Meine sehr verehrten Damen und Herren!

Frau Schavan, erlauben Sie mir, Ihnen heute auch namens der Fraktion ganz herzlich zum 55. Geburtstag zu gratulieren. Ich wünsche Ihnen alles Gute.

Jetzt wird es wieder politisch: Wenn man wie ich schon fast elf Jahre hier stehen darf und immer wieder über die Einbringung eines Bundesberichtes Forschung und Innovation oder des Berichtes der Expertenkommission Forschung und Innovation debattieren kann – das ist eine Expertenkommission, die sich die Forschungslandschaft Deutschland sozusagen von außen, unabhängig anguckt –, dann kann man als Bildungs- und Forschungspolitiker hier durchaus relativ gut gelaunt stehen, denn die letzten elf Jahre sind nicht schlecht gewesen.

Ich habe als Wissenschaftler noch die bleierne Zeit der 90er-Jahre erlebt, als der Bildungs- und Forschungsetat unter dem damaligen Forschungsminister Rüttgers und ehemaligen Ministerpräsidenten von Nordrhein-Westfalen entweder stagnierte oder sogar gekürzt wurde.
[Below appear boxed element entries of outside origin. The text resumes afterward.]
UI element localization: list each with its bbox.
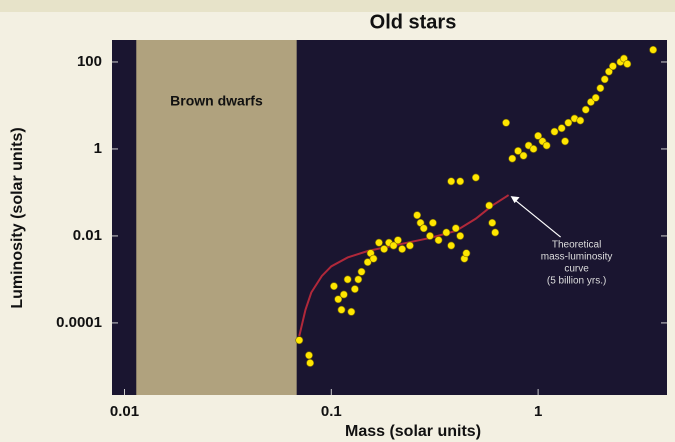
star-point xyxy=(369,254,378,263)
star-point xyxy=(542,141,551,150)
star-point xyxy=(419,224,428,233)
annotation-text: curve xyxy=(564,264,589,275)
x-tick-label: 0.01 xyxy=(110,403,139,420)
star-point xyxy=(389,241,398,250)
region-label: Brown dwarfs xyxy=(170,93,263,109)
star-point xyxy=(534,131,543,140)
star-point xyxy=(413,211,422,220)
arrow-head xyxy=(510,196,520,204)
star-point xyxy=(447,177,456,186)
y-tick-label: 100 xyxy=(77,53,102,70)
top-strip xyxy=(0,0,675,12)
star-point xyxy=(429,218,437,227)
star-point xyxy=(343,275,352,284)
x-axis-label: Mass (solar units) xyxy=(345,423,481,440)
star-point xyxy=(354,275,363,284)
star-point xyxy=(398,245,407,253)
annotation-text: (5 billion yrs.) xyxy=(547,276,606,287)
star-point xyxy=(591,93,600,102)
y-tick-label: 0.0001 xyxy=(56,314,102,331)
star-point xyxy=(529,145,538,153)
star-point xyxy=(485,201,494,210)
star-point xyxy=(380,245,389,253)
star-point xyxy=(488,218,497,227)
x-tick-label: 0.1 xyxy=(321,403,342,420)
shaded-region xyxy=(136,40,297,395)
star-point xyxy=(649,45,658,54)
star-point xyxy=(451,224,460,233)
star-point xyxy=(471,173,480,182)
annotation-text: mass-luminosity xyxy=(541,252,613,263)
star-point xyxy=(605,67,613,76)
star-point xyxy=(337,305,346,314)
annotation-text: Theoretical xyxy=(552,240,601,251)
x-tick-label: 1 xyxy=(534,403,542,420)
star-point xyxy=(561,137,569,146)
star-point xyxy=(375,238,383,247)
star-point xyxy=(456,232,465,240)
star-point xyxy=(347,307,356,316)
star-point xyxy=(502,118,510,127)
star-point xyxy=(600,75,609,84)
star-point xyxy=(514,147,522,155)
star-point xyxy=(305,351,313,360)
star-point xyxy=(334,295,343,304)
star-point xyxy=(623,60,632,68)
star-point xyxy=(330,282,338,291)
chart-title: Old stars xyxy=(370,11,457,33)
y-tick-label: 0.01 xyxy=(73,227,102,244)
star-point xyxy=(596,84,605,93)
star-point xyxy=(406,241,414,250)
star-point xyxy=(508,154,517,163)
star-point xyxy=(394,236,402,245)
star-point xyxy=(576,116,585,125)
star-point xyxy=(447,241,456,250)
y-axis-label: Luminosity (solar units) xyxy=(9,127,26,308)
star-point xyxy=(350,285,359,293)
y-tick-label: 1 xyxy=(94,140,102,157)
star-point xyxy=(339,290,348,299)
star-point xyxy=(306,359,315,367)
star-point xyxy=(363,258,372,267)
star-point xyxy=(434,236,443,245)
star-point xyxy=(519,151,528,160)
star-point xyxy=(564,118,573,127)
star-point xyxy=(456,177,465,186)
star-point xyxy=(609,62,617,71)
star-point xyxy=(581,105,590,114)
star-point xyxy=(426,232,434,240)
star-point xyxy=(295,336,304,345)
star-point xyxy=(557,124,566,133)
star-point xyxy=(357,267,366,276)
star-point xyxy=(442,228,451,237)
star-point xyxy=(550,127,559,136)
star-point xyxy=(491,228,500,237)
star-point xyxy=(462,249,471,258)
annotation-arrow xyxy=(512,197,561,238)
Diese Zeit ist seit dem Jahr 1989 glücklicherweise vorbei, als Rot-Grün die Regierung übernahm –

(Krista Sager [BÜNDNIS 90/DIE GRÜNEN]: 1998 war das!)
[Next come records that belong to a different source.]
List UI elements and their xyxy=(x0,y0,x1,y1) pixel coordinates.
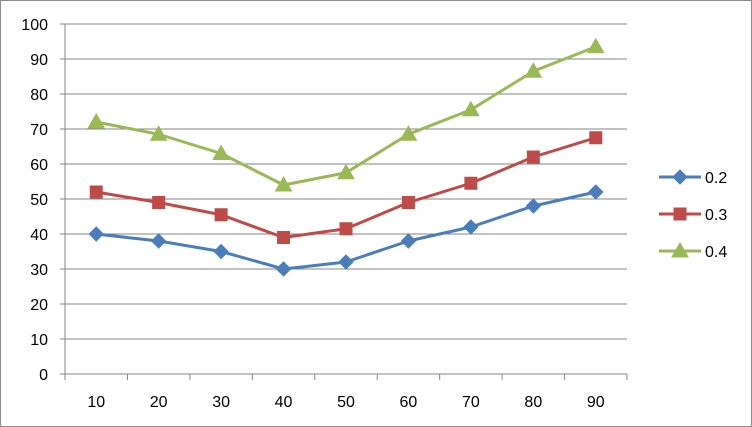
y-tick-label: 30 xyxy=(30,262,48,279)
x-tick-label: 80 xyxy=(524,394,542,411)
data-point xyxy=(277,231,291,244)
data-point xyxy=(401,196,415,209)
series-0.4 xyxy=(87,37,605,192)
legend: 0.2 0.3 0.4 xyxy=(659,169,727,261)
y-tick-label: 0 xyxy=(39,367,48,384)
legend-label: 0.2 xyxy=(705,170,727,187)
x-tick-label: 40 xyxy=(275,394,293,411)
data-point xyxy=(462,100,480,117)
legend-item-0.4: 0.4 xyxy=(659,241,727,261)
series-layer xyxy=(87,37,605,277)
data-point xyxy=(339,222,353,236)
x-tick-label: 70 xyxy=(462,394,480,411)
x-tick-label: 50 xyxy=(337,394,355,411)
x-tick-label: 60 xyxy=(400,394,418,411)
y-tick-label: 80 xyxy=(30,87,48,104)
legend-label: 0.3 xyxy=(705,207,727,224)
data-point xyxy=(524,62,543,78)
data-point xyxy=(213,243,229,260)
y-tick-label: 20 xyxy=(30,297,48,314)
data-point xyxy=(275,261,292,277)
data-point xyxy=(152,196,166,209)
legend-item-0.2: 0.2 xyxy=(659,169,727,187)
data-point xyxy=(88,226,104,242)
x-tick-label: 10 xyxy=(87,394,105,411)
y-tick-label: 60 xyxy=(30,157,48,174)
y-tick-label: 70 xyxy=(30,122,48,139)
data-point xyxy=(150,233,167,249)
y-tick-label: 10 xyxy=(30,332,48,349)
data-point xyxy=(586,37,605,54)
axes: 0 10 20 30 40 50 60 70 80 90 100 10 20 30 40 50 60 70 80 90 xyxy=(21,17,628,411)
y-tick-label: 50 xyxy=(30,192,48,209)
data-point xyxy=(212,144,230,160)
y-tick-label: 100 xyxy=(21,17,48,34)
legend-marker xyxy=(672,169,688,185)
data-point xyxy=(149,125,168,141)
x-tick-label: 20 xyxy=(150,394,168,411)
data-point xyxy=(589,131,603,145)
gridlines xyxy=(65,23,627,340)
data-point xyxy=(274,175,293,192)
data-point xyxy=(87,112,106,129)
legend-marker xyxy=(673,207,687,221)
series-0.3 xyxy=(89,131,603,244)
data-point xyxy=(399,125,418,141)
legend-marker xyxy=(671,241,689,258)
data-point xyxy=(214,208,228,222)
data-point xyxy=(525,198,542,214)
data-point xyxy=(588,184,604,200)
data-point xyxy=(526,150,540,164)
data-point xyxy=(338,254,354,270)
legend-label: 0.4 xyxy=(705,244,727,261)
y-tick-label: 90 xyxy=(30,52,48,69)
data-point xyxy=(400,233,417,249)
series-0.2 xyxy=(88,184,604,277)
data-point xyxy=(337,163,355,180)
x-tick-label: 90 xyxy=(587,394,605,411)
data-point xyxy=(89,185,103,199)
y-tick-label: 40 xyxy=(30,227,48,244)
data-point xyxy=(464,176,478,190)
x-tick-label: 30 xyxy=(212,394,230,411)
data-point xyxy=(463,219,479,235)
legend-item-0.3: 0.3 xyxy=(659,207,727,224)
– ich bitte um Entschuldigung, seit 1998; ich habe beides miterlebt –

(Beifall bei Abgeordneten der SPD)

und Bildung und Forschung in dieser Republik einen anderen Stellenwert erhalten haben, nicht nur was die Steigerung der Finanzmittel anbelangt. Man kann sowohl imBericht der EFI als auch im BuFI sehr gut nachvollziehen, wie das aussah.

Ich bin sehr froh, dass wir das in der Großen Koalition ab 2005 haben fortsetzen können. Die Zuwächse sind weiter gestiegen. Ich bin sehr zufrieden, dass auch in der neuen Regierung erkannt worden ist, dass Bildung und Forschung eine zentrale Aufgabe in dieser Republik ist. Kompliment für die 12 Milliarden Euro! Wir sehen sie noch nicht ganz. In den Erläuterungen zum Sparpaket vom Montag steht – ich habe es mir extra herausgeschrieben –:Wir halten an unserem Ziel fest, 12 Milliarden Euro zusätzlich für Forschung, Bildung und Entwicklung bis 2013 bereitzustellen.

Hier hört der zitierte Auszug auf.